Since the birth of the Internet, cyber attacks have been threatening users and organizations. They also become more complex as computer networks become more complex. Currently, an attacker needs to perform multiple intrusion steps to achieve the ultimate goal. In order to detect network attacks, security researchers rely heavily on intrusion detection systems (IDS). However, due to the underreporting of IDS alert data and The nature of false positives. Multi-step attacks based only on alert logs are incomplete or incorrect.

In response to this problem, this paper studies and designs a flow and log data fusion method based on sensitive information. Based on the Spark framework, sensitive traffic is screened out from huge traffic information, the sensitive traffic is preprocessed, and merged with the alert log, and finally normalized data is obtained as the data source. The normalized data is preliminarily clustered based on the single feature of the IP address, combined with the kill chain model to filter within and between clusters, and finally a highly complete attack cluster that meets the kill chain attack stage is obtained.

2 Related Work

Multi-step attacks are the current mainstream attack method. So far, the correlation analysis methods of multi-step attacks can be divided into five categories: similarity correlation, causal correlation, model-based, case-based, and hybrid.

Similarity correlation is based on the idea that similar alerts have the same root cause and therefore belong to the same attack scenario.
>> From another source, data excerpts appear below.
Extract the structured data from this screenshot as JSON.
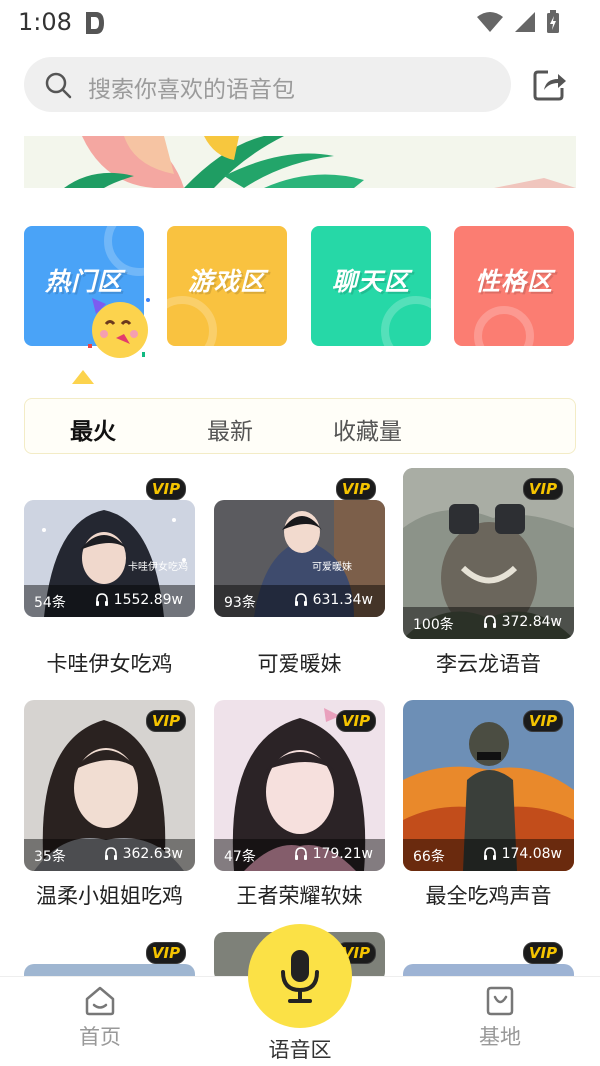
{
  "status": {
    "time": "1:08"
  },
  "search": {
    "placeholder": "搜索你喜欢的语音包"
  },
  "categories": [
    {
      "label": "热门区",
      "color": "#4aa3f7"
    },
    {
      "label": "游戏区",
      "color": "#f9c240"
    },
    {
      "label": "聊天区",
      "color": "#26d8a7"
    },
    {
      "label": "性格区",
      "color": "#fb7d72"
    }
  ],
  "tabs": [
    "最火",
    "最新",
    "收藏量"
  ],
  "vip_label": "VIP",
  "cards": [
    {
      "title": "卡哇伊女吃鸡",
      "count": "54条",
      "plays": "1552.89w",
      "overlay": "卡哇伊女吃鸡"
    },
    {
      "title": "可爱暖妹",
      "count": "93条",
      "plays": "631.34w",
      "overlay": "可爱暖妹"
    },
    {
      "title": "李云龙语音",
      "count": "100条",
      "plays": "372.84w"
    },
    {
      "title": "温柔小姐姐吃鸡",
      "count": "35条",
      "plays": "362.63w"
    },
    {
      "title": "王者荣耀软妹",
      "count": "47条",
      "plays": "179.21w"
    },
    {
      "title": "最全吃鸡声音",
      "count": "66条",
      "plays": "174.08w"
    }
  ],
  "nav": {
    "home": "首页",
    "voice": "语音区",
    "base": "基地"
  }
}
With the correct selection of similarity features, a more accurate attack scenario can be reconstructed, but it depends on the similarity of a small number of data segments.
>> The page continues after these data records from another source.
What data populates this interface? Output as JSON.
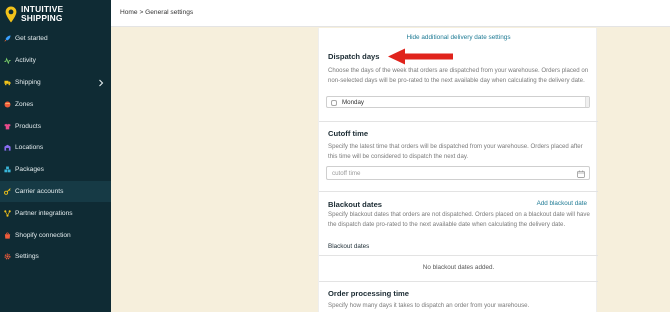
{
  "brand": {
    "line1": "INTUITIVE",
    "line2": "SHIPPING"
  },
  "sidebar": {
    "items": [
      {
        "label": "Get started",
        "icon": "rocket-icon"
      },
      {
        "label": "Activity",
        "icon": "activity-icon"
      },
      {
        "label": "Shipping",
        "icon": "shipping-icon"
      },
      {
        "label": "Zones",
        "icon": "zones-icon"
      },
      {
        "label": "Products",
        "icon": "shirt-icon"
      },
      {
        "label": "Locations",
        "icon": "warehouse-icon"
      },
      {
        "label": "Packages",
        "icon": "packages-icon"
      },
      {
        "label": "Carrier accounts",
        "icon": "key-icon"
      },
      {
        "label": "Partner integrations",
        "icon": "integrations-icon"
      },
      {
        "label": "Shopify connection",
        "icon": "shopify-icon"
      },
      {
        "label": "Settings",
        "icon": "gear-icon"
      }
    ]
  },
  "breadcrumb": {
    "home": "Home",
    "separator": ">",
    "current": "General settings"
  },
  "panel": {
    "hide_link": "Hide additional delivery date settings",
    "dispatch": {
      "title": "Dispatch days",
      "description": "Choose the days of the week that orders are dispatched from your warehouse. Orders placed on non-selected days will be pro-rated to the next available day when calculating the delivery date.",
      "selected_day": "Monday"
    },
    "cutoff": {
      "title": "Cutoff time",
      "description": "Specify the latest time that orders will be dispatched from your warehouse. Orders placed after this time will be considered to dispatch the next day.",
      "placeholder": "cutoff time"
    },
    "blackout": {
      "title": "Blackout dates",
      "add_link": "Add blackout date",
      "description": "Specify blackout dates that orders are not dispatched. Orders placed on a blackout date will have the dispatch date pro-rated to the next available date when calculating the delivery date.",
      "list_label": "Blackout dates",
      "empty_text": "No blackout dates added."
    },
    "processing": {
      "title": "Order processing time",
      "description": "Specify how many days it takes to dispatch an order from your warehouse."
    }
  },
  "colors": {
    "sidebar_bg": "#0f2b34",
    "page_bg": "#f6efdc",
    "link": "#1e7a94",
    "arrow": "#e0231c",
    "logo": "#f2c31a"
  }
}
The causal association method is based on a priori knowledge or a list of prerequisites and results of alerts determined under big data statistics. This method can correlate common attack scenarios more accurately, but the causal association based on prior knowledge lacks in reconstructing rare attacks Scenario means, due to the randomness of the attack process, the results of big data statistics lack confidence.
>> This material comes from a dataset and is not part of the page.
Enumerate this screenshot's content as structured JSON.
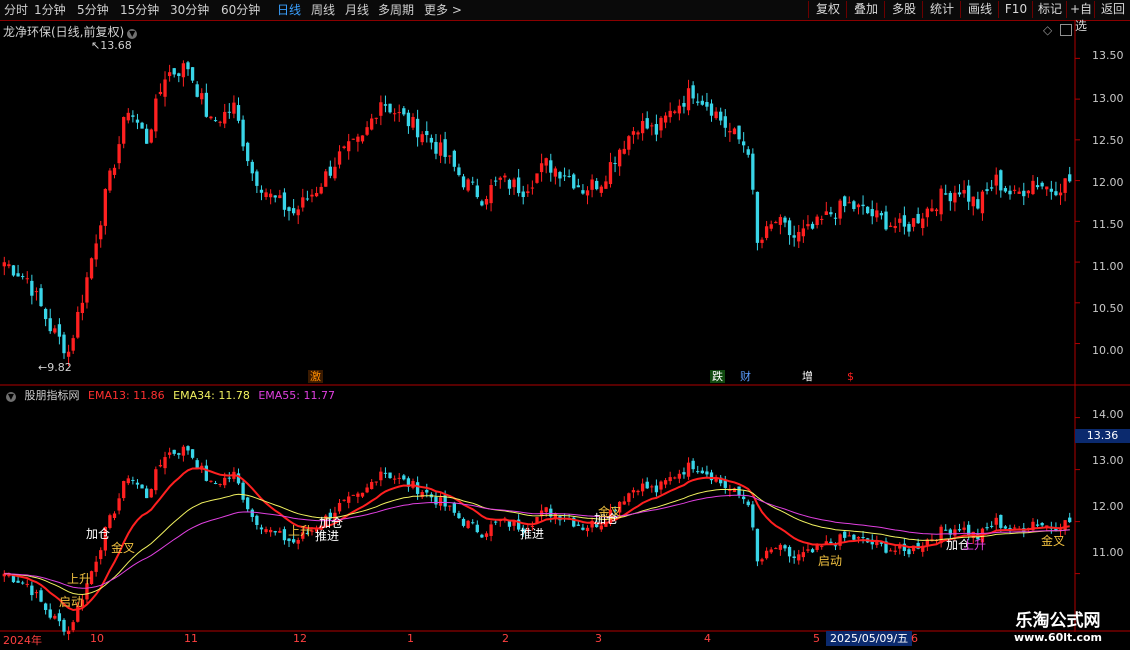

Model-based methods use existing or improved attack models for pattern matching, such as attack graphs, Petri nets, network kill chains, etc., which can match and reconstruct attacks that conform to the model, but lack detection methods for new attacks or APT attacks. Noel et al. [1] was the first to use the attack graph to match IDS alerts, which relies on prior knowledge such as the integrity of the attack graph and cannot detect unknown attacks. Chien and Ho. [2] proposed a color Petri net-based approach. Associated system, the attack types are divided in more detail. Yanyu Huo et al. [3] used the network kill chain model for correlation analysis.

Case-based methods can only target a certain type of attack. Vasilomanolakis et al. [4] collected real multi-step attacks through honeypots, etc., and developed case-based signatures. Salah et al. [5] modeled through reasoning or human analysis and added it to the attack database.

The hybrid method can combine the advantages and disadvantages of several methods and is the most commonly used method in recent years. Farhadi et al. [6] combined the attribute association and statistical relationship methods in the ASEA system, and used HMMs for plan identification. Shittu [7] combines Bayesian inference with attribute association.

3 Algorithm Design

3.1 Meaning of Sensitive Information

Researchers rarely use traffic data as the analysis data source, mainly due to the huge amount of traffic data and poor data readability. In order to solve these two problems, this paper proposes the meaning of sensitive information and a method of filtering sensitive information traffic based on the Spark framework.

Table 1. Sensitive information.

The ultimate goal of the attack is defined as modifying, adding, stealing system data or destroying system behavior. Therefore, this article has obtained the sensitive information that may be contacted during the attack through a questionnaire survey by security personnel and a statistical analysis of multi-step attack behavior. Table 1 shows.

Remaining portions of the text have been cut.